Purists may balk at the modern setting. Some folks might not like that the film's in black and white. And, after Kenneth Branagh's highly successful and still popular 1993 version, which is bright and bubbly and wholly traditional in its interpretation, some might question the need for his remake. Truly, I love Branagh's adaptation -- thinking of it now reminds me I'm overdue to watch it again -- but there's something about this new take that is subversively delightful and remarkably accessible.
Whedon in the special features explains how he and his friends gather often in his home to recite and enact Shakespeare. Y'know, for fun. These friends largely make up the cast and crew of Much Ado, and you can tell they know and love their Bard. Dialogue flows from their lips easily, casually, making perfect sense to viewers because the presentation is so artfully handled. There's no language barrier here; as Shakespeare intended, the dialogue is delivered as poetic interplay.
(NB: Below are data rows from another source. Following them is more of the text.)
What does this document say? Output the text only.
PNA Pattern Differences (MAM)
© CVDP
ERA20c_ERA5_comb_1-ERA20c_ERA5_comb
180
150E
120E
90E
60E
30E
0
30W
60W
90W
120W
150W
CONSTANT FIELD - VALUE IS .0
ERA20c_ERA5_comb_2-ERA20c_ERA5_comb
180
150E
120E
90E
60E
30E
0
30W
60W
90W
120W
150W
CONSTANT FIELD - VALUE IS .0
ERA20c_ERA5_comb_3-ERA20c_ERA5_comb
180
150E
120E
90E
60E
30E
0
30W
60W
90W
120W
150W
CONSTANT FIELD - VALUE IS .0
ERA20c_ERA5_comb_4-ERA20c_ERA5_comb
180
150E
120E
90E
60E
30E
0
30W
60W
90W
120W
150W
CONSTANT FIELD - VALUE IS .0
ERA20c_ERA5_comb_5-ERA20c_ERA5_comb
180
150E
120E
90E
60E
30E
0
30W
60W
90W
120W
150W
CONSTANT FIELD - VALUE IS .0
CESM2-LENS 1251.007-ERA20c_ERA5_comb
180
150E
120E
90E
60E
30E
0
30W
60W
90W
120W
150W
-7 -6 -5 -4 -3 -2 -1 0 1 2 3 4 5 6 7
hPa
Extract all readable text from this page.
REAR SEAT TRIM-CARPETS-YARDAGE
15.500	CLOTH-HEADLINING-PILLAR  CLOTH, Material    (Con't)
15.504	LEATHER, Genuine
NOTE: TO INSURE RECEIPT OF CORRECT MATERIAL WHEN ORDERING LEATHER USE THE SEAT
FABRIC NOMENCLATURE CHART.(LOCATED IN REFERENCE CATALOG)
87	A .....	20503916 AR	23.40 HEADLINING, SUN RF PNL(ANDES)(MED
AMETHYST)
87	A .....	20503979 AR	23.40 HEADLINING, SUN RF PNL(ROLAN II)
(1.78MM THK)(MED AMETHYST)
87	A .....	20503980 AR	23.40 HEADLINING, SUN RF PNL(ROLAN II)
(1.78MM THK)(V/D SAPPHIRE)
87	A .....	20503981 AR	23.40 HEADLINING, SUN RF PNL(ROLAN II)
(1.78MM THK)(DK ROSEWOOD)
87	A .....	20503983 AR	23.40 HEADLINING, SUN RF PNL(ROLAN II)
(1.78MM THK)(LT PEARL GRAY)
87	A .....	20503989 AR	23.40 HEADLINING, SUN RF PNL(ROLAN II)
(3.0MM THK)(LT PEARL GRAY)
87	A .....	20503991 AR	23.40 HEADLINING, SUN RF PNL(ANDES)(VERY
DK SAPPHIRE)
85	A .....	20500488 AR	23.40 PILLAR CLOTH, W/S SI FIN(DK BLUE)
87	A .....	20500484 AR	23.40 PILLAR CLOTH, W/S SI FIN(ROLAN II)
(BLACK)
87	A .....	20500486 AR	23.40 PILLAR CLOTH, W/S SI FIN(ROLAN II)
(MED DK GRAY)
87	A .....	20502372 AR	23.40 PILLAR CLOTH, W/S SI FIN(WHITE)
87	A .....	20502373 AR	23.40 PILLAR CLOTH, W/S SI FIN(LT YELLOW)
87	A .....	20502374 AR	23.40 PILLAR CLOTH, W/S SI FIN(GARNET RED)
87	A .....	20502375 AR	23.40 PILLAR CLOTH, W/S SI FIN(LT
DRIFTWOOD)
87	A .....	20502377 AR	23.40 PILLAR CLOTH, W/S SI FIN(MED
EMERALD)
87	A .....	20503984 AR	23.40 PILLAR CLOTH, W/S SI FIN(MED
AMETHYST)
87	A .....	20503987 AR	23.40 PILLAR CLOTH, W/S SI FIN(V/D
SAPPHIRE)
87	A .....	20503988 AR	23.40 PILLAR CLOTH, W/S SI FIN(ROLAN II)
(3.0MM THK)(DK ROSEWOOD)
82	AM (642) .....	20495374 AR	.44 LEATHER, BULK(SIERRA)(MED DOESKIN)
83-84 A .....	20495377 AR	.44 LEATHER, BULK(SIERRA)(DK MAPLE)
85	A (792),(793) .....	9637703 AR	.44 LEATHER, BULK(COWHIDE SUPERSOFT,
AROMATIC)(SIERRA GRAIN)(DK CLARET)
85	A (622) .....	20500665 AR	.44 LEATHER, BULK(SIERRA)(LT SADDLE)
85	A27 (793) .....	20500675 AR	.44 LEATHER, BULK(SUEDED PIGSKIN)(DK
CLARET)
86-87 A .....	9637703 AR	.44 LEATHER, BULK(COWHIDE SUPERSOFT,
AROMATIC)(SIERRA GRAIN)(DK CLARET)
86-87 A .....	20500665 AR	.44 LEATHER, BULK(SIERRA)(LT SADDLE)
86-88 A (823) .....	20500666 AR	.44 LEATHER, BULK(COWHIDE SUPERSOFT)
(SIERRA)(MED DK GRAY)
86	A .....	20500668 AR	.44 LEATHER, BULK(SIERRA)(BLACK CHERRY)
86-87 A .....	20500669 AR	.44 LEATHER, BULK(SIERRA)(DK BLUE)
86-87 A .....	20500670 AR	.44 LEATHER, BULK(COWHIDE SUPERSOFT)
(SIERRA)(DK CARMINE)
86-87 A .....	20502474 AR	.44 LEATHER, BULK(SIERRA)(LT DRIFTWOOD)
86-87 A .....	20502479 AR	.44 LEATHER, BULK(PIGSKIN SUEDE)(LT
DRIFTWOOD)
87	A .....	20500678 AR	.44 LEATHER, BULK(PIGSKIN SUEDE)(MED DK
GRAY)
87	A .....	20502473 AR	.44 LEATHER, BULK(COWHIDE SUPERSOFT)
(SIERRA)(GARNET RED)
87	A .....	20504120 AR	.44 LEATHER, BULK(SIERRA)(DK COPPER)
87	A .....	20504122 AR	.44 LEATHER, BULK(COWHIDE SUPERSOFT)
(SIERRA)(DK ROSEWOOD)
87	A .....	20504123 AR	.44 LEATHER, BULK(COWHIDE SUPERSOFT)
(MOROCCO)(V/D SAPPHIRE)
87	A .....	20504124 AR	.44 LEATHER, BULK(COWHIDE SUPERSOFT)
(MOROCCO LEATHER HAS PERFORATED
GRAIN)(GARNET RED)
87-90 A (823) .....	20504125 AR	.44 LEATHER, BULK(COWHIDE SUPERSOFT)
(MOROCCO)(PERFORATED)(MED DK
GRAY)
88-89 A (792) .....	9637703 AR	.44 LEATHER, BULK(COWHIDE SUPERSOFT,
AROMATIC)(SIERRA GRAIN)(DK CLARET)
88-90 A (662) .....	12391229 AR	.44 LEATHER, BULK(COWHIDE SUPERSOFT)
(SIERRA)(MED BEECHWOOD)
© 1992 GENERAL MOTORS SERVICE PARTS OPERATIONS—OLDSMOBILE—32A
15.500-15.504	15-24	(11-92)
It's unclear if the movie was filmed in black and white more for artistic reasons or simple frugality, but it works; the sharp grays of the film put the audience in another time -- albeit not so far back as Shakespeare intended. The semi-contemporary setting of this Much Ado works in a manner other modern adaptations have not -- in large part because of the easy flow of language.
This low-budget film was shot in 12 days at Whedon's home in southern California. The cast is sterling -- and markedly familiar to anyone who's dipped a toe in the Whedonverse before, be it TV outings such as Buffy the Vampire Slayer, Angel, Dollhouse and Firefly or big-screen adventures such as The Avengers.
Alexis Denisof and Amy Acker lead the pack as Benedick and Beatrice, sharp-tongued wags whose mutual disdain conceals a deep, rich love. The secondary and more straightforward love affair is between Claudio (Fran Kranz), confidante of Don Pedro (Reed Diamond), and Hero (Jillian Morgese), daughter of Leonato (Clark Gregg), until their romance is torn asunder by the machinations of Pedro's brother, the conniving Don John (Sean Maher).
A special treat is every on-screen appearance of the bumbling officers of the law, Dogberry (Nathan Fillion) and Verges (Tom Lenk), who lack wit but still manage to ferret out the crime.
There's no great mystery here, and the confusion is quickly and relatively easily sorted out. It's a frothy play, and Whedon has transformed it into a jazzy, light-hearted movie that reminds us why Shakespeare is so awesome in the first place.